Turns out, the wool was only the beginning. At the bottom of the bag lay a pair of sleeves for an unfinished Nordic sweater, along with the Icelandic yarn to get the job done. As if that wasn’t cool enough, the sleeves fit me perfectly.

Having inherited this stash, I felt a certain responsibility to pick up where the original knitter left off. Given the yarn used, it was most likely a pattern by Elenka — a yarn brand that had been discontinued more than 30 years prior. Elenka produced pattern booklets, mostly of sweaters that matched the Icelandic origins of the wool itself. Unfortunately, it was nearly impossible to get my hands on an Elenka pattern as they obviously hadn’t been digitized.
Instead, I took to Ravelry to find a suitable substitute. Luckily, I needed only to focus on the torso. I chose Frelsi by Meiju K-P, for its short colourwork section across the yoke, and the fact that the designer herself is Icelandic. The word “Frelsi” means “Freedom” in her language, and it was her first pattern release as a self-employed designer.

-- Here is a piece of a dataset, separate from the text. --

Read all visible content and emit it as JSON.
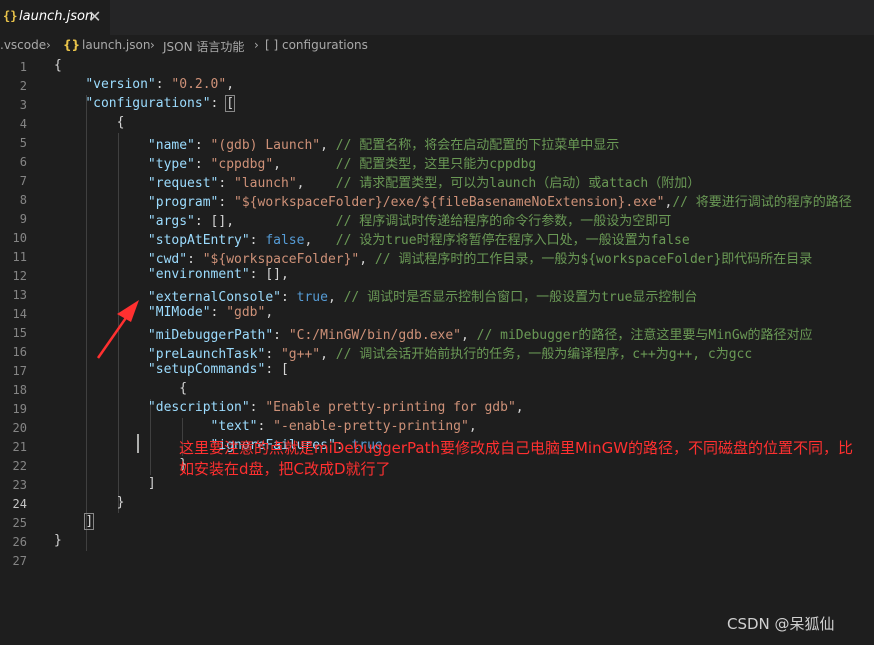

Colourwork still mildly terrifies me — especially if it includes a chart, which I always end up having to redo after the first row because I instinctively read it backwards (knitting charts are read from right to left). But with flipping the image and crossing out each row, I was able to make do in the end. I really appreciated the fact that each colourwork row for this sweater was a repeating pattern of 4-8 stitches, which naturally helped keep my tension even. If you aren’t careful with fair isle knitting and carry your contrasting colours across the back of too big a section, it messes up your tension between stitches and your knits will be left with this unflattering puckered look.

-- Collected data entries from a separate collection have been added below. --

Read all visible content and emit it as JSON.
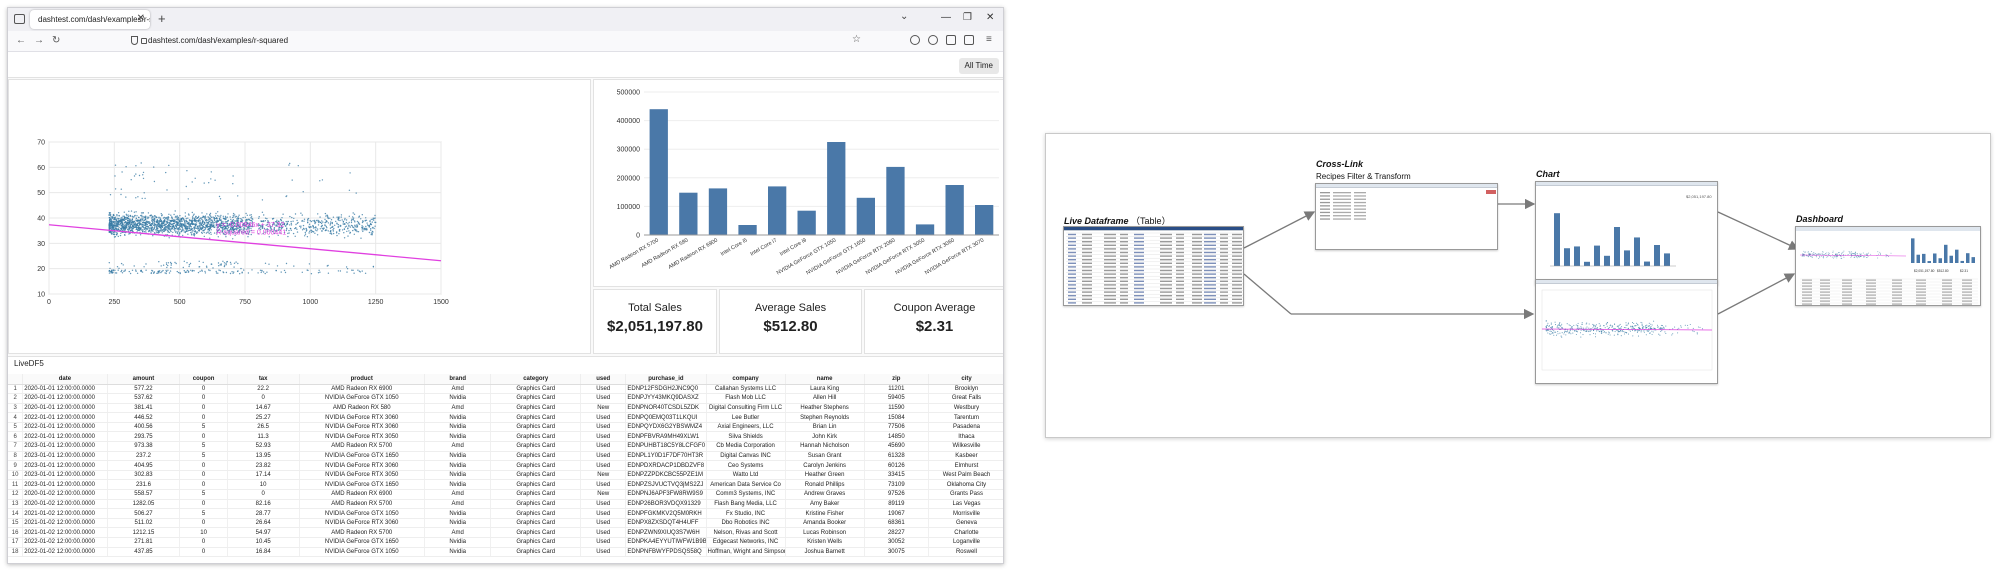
{
  "browser": {
    "tab_title": "dashtest.com/dash/examples/r-sq...",
    "url": "dashtest.com/dash/examples/r-squared",
    "time_filter": "All Time"
  },
  "scatter": {
    "equation": "y = -0.00946x + 37.32",
    "r_squared": "R-squared = 0.000441",
    "x_ticks": [
      "0",
      "250",
      "500",
      "750",
      "1000",
      "1250",
      "1500"
    ],
    "y_ticks": [
      "10",
      "20",
      "30",
      "40",
      "50",
      "60",
      "70"
    ],
    "point_color": "#3a7ca5",
    "line_color": "#e040e0"
  },
  "chart_data": {
    "type": "bar",
    "categories": [
      "AMD Radeon RX 5700",
      "AMD Radeon RX 580",
      "AMD Radeon RX 6900",
      "Intel Core i5",
      "Intel Core i7",
      "Intel Core i9",
      "NVIDIA GeForce GTX 1050",
      "NVIDIA GeForce GTX 1650",
      "NVIDIA GeForce RTX 2060",
      "NVIDIA GeForce RTX 3050",
      "NVIDIA GeForce RTX 3060",
      "NVIDIA GeForce RTX 3070"
    ],
    "values": [
      440000,
      148000,
      163000,
      35000,
      170000,
      85000,
      325000,
      130000,
      238000,
      37000,
      175000,
      105000
    ],
    "y_ticks": [
      "0",
      "100000",
      "200000",
      "300000",
      "400000",
      "500000"
    ],
    "ylim": [
      0,
      500000
    ],
    "bar_color": "#4a78a8"
  },
  "kpis": [
    {
      "title": "Total Sales",
      "value": "$2,051,197.80"
    },
    {
      "title": "Average Sales",
      "value": "$512.80"
    },
    {
      "title": "Coupon Average",
      "value": "$2.31"
    }
  ],
  "table": {
    "title": "LiveDF5",
    "columns": [
      "",
      "date",
      "amount",
      "coupon",
      "tax",
      "product",
      "brand",
      "category",
      "used",
      "purchase_id",
      "company",
      "name",
      "zip",
      "city"
    ],
    "rows": [
      [
        "1",
        "2020-01-01 12:00:00.0000",
        "577.22",
        "0",
        "22.2",
        "AMD Radeon RX 6900",
        "Amd",
        "Graphics Card",
        "Used",
        "EDNP12FSDGH2JNC9Q0",
        "Callahan Systems LLC",
        "Laura King",
        "11201",
        "Brooklyn"
      ],
      [
        "2",
        "2020-01-01 12:00:00.0000",
        "537.62",
        "0",
        "0",
        "NVIDIA GeForce GTX 1050",
        "Nvidia",
        "Graphics Card",
        "Used",
        "EDNPJYY43MKQ9DASXZ",
        "Flash Mob LLC",
        "Allen Hill",
        "59405",
        "Great Falls"
      ],
      [
        "3",
        "2020-01-01 12:00:00.0000",
        "381.41",
        "0",
        "14.67",
        "AMD Radeon RX 580",
        "Amd",
        "Graphics Card",
        "New",
        "EDNPNOR40TCSDL5ZDK",
        "Digital Consulting Firm LLC",
        "Heather Stephens",
        "11590",
        "Westbury"
      ],
      [
        "4",
        "2022-01-01 12:00:00.0000",
        "446.52",
        "0",
        "25.27",
        "NVIDIA GeForce RTX 3060",
        "Nvidia",
        "Graphics Card",
        "Used",
        "EDNPQ0EMQ03T1LKQUI",
        "Lee Butler",
        "Stephen Reynolds",
        "15084",
        "Tarentum"
      ],
      [
        "5",
        "2022-01-01 12:00:00.0000",
        "400.56",
        "5",
        "26.5",
        "NVIDIA GeForce RTX 3060",
        "Nvidia",
        "Graphics Card",
        "Used",
        "EDNPQYDX6G2YBSWMZ4",
        "Axial Engineers, LLC",
        "Brian Lin",
        "77506",
        "Pasadena"
      ],
      [
        "6",
        "2022-01-01 12:00:00.0000",
        "293.75",
        "0",
        "11.3",
        "NVIDIA GeForce RTX 3050",
        "Nvidia",
        "Graphics Card",
        "Used",
        "EDNPFBVRA9MH49XLW1",
        "Silva Shields",
        "John Kirk",
        "14850",
        "Ithaca"
      ],
      [
        "7",
        "2023-01-01 12:00:00.0000",
        "973.38",
        "5",
        "52.93",
        "AMD Radeon RX 5700",
        "Amd",
        "Graphics Card",
        "Used",
        "EDNPUHBT18C5Y8LCFGF0",
        "Cb Media Corporation",
        "Hannah Nicholson",
        "45690",
        "Wilkesville"
      ],
      [
        "8",
        "2023-01-01 12:00:00.0000",
        "237.2",
        "5",
        "13.95",
        "NVIDIA GeForce GTX 1650",
        "Nvidia",
        "Graphics Card",
        "Used",
        "EDNPL1Y0D1F7DF70HT3R",
        "Digital Canvas INC",
        "Susan Grant",
        "61328",
        "Kasbeer"
      ],
      [
        "9",
        "2023-01-01 12:00:00.0000",
        "404.95",
        "0",
        "23.82",
        "NVIDIA GeForce RTX 3060",
        "Nvidia",
        "Graphics Card",
        "Used",
        "EDNPDXRDACP1DBDZVF8",
        "Ceo Systems",
        "Carolyn Jenkins",
        "60126",
        "Elmhurst"
      ],
      [
        "10",
        "2023-01-01 12:00:00.0000",
        "302.83",
        "0",
        "17.14",
        "NVIDIA GeForce RTX 3050",
        "Nvidia",
        "Graphics Card",
        "New",
        "EDNPZZPDKCBC55PZE1M",
        "Watto Ltd",
        "Heather Green",
        "33415",
        "West Palm Beach"
      ],
      [
        "11",
        "2023-01-01 12:00:00.0000",
        "231.6",
        "0",
        "10",
        "NVIDIA GeForce GTX 1650",
        "Nvidia",
        "Graphics Card",
        "Used",
        "EDNPZSJVUCTVQ3jMS2ZJ",
        "American Data Service Co",
        "Ronald Phillips",
        "73109",
        "Oklahoma City"
      ],
      [
        "12",
        "2020-01-02 12:00:00.0000",
        "558.57",
        "5",
        "0",
        "AMD Radeon RX 6900",
        "Amd",
        "Graphics Card",
        "New",
        "EDNPNJ6APF3FW8RW9S9",
        "Comm3 Systems, INC",
        "Andrew Graves",
        "97526",
        "Grants Pass"
      ],
      [
        "13",
        "2020-01-02 12:00:00.0000",
        "1282.05",
        "0",
        "82.16",
        "AMD Radeon RX 5700",
        "Amd",
        "Graphics Card",
        "Used",
        "EDNP26BOR3VDQX91329",
        "Flash Bang Media, LLC",
        "Amy Baker",
        "89119",
        "Las Vegas"
      ],
      [
        "14",
        "2021-01-02 12:00:00.0000",
        "506.27",
        "5",
        "28.77",
        "NVIDIA GeForce GTX 1050",
        "Nvidia",
        "Graphics Card",
        "Used",
        "EDNPFGKMKV2Q5M0RKH",
        "Fx Studio, INC",
        "Kristine Fisher",
        "19067",
        "Morrisville"
      ],
      [
        "15",
        "2021-01-02 12:00:00.0000",
        "511.02",
        "0",
        "26.64",
        "NVIDIA GeForce RTX 3060",
        "Nvidia",
        "Graphics Card",
        "Used",
        "EDNPX8ZXSDQT4H4UFF",
        "Dbo Robotics INC",
        "Amanda Booker",
        "68361",
        "Geneva"
      ],
      [
        "16",
        "2021-01-02 12:00:00.0000",
        "1212.15",
        "10",
        "54.97",
        "AMD Radeon RX 5700",
        "Amd",
        "Graphics Card",
        "Used",
        "EDNPZWN9XIUQ3S7W6H",
        "Nelson, Rivas and Scott",
        "Lucas Robinson",
        "28227",
        "Charlotte"
      ],
      [
        "17",
        "2022-01-02 12:00:00.0000",
        "271.81",
        "0",
        "10.45",
        "NVIDIA GeForce GTX 1650",
        "Nvidia",
        "Graphics Card",
        "Used",
        "EDNPKA4EYYUTIWFW1B9B",
        "Edgecast Networks, INC",
        "Kristen Wells",
        "30052",
        "Loganville"
      ],
      [
        "18",
        "2022-01-02 12:00:00.0000",
        "437.85",
        "0",
        "16.84",
        "NVIDIA GeForce GTX 1050",
        "Nvidia",
        "Graphics Card",
        "Used",
        "EDNPNFBWYFPDSQS58Q",
        "Hoffman, Wright and Simpson",
        "Joshua Barnett",
        "30075",
        "Roswell"
      ]
    ]
  },
  "diagram": {
    "live_title": "Live Dataframe",
    "live_sub": "（Table）",
    "crosslink_title": "Cross-Link",
    "crosslink_sub": "Recipes Filter & Transform",
    "chart_title": "Chart",
    "dashboard_title": "Dashboard",
    "arrow_color": "#7a7a7a"
  }
}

This project was also my first time trying to knit with yarn held double. As the name implies, it’s a knitting technique where you knit with two strands of yarn acting as one. With Elenka’s Icelandic yarn being extremely itchy to the touch, I wanted something to soften it up, and mohair was the way to go.

Mohair is a wispy, fluffy and extremely lightweight yarn made from the hair of the Angora goat. It’s most often used to blend with other fibres, and with it being so thin it can be held double with any yarn to add texture and softness. Although my husband, Mr. After This Row, kept exclaiming “Mole hair?!” whenever I brought it out.

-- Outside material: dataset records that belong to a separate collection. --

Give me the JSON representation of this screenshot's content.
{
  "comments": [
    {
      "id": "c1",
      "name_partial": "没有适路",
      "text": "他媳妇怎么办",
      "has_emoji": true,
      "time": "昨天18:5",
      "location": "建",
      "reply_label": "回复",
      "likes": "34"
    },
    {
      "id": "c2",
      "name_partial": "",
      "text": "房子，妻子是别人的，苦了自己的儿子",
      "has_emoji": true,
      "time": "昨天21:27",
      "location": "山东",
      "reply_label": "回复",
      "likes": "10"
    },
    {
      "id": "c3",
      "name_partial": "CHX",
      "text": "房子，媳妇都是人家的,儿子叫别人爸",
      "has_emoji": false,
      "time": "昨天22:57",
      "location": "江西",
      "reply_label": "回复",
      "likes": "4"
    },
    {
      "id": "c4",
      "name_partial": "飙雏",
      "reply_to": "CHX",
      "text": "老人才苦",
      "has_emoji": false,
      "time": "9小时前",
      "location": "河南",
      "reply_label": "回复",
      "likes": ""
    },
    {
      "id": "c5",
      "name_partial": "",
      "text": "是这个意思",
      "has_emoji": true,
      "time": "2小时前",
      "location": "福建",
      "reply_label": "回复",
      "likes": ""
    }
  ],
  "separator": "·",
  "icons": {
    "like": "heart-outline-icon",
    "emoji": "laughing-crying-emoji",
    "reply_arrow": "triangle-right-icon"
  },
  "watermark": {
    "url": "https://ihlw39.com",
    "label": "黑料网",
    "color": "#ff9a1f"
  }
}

I went to Stash, one of my favourite local yarn stores, after work one day with my sweater sleeves and a ball of Elenka yarn in tow to pick out the right shade of mohair. I would like to thank Amy for her help that evening, as I walked out that door with an armful of lovely mohair and the encouragement I needed.
When it came time to attach the sleeves, I at first tried to get fancy with a three-needle bind-off to graft the live stitches from the sleeves to that of the sweater. It was quite fiddly, so for the second sleeve I just bound off the end of the sleeve and the sleeve hole on the sweater and sewed them together with an invisible seam.

I don’t know if it’s because this yarn isn’t as new or Icelandic yarn in general is just “like that,” but I found the yarn would often slowly pull itself apart and break. Especially during the tubular bindoff that finished off the sweater, which made it endlessly frustrating, as the tubular bindoff is already a six-step process on its own without having to constantly contend with fragile fibre.
Somehow I didn’t notice this until the whole sweater was finished, but the armpits are waaaaay lower than they’re supposed to be. My pose in the photo is more of a necessity than anything else because I literally cannot move my arms. It’s weird, but hopefully fixable — I’m hoping it was just an issue with blocking because it fit just fine before I started the body.

All in all, this project was quite the journey. I hope that whoever made those sleeves is happy with what I’ve done with them.
So happy to read this journey! Such a pretty sweater!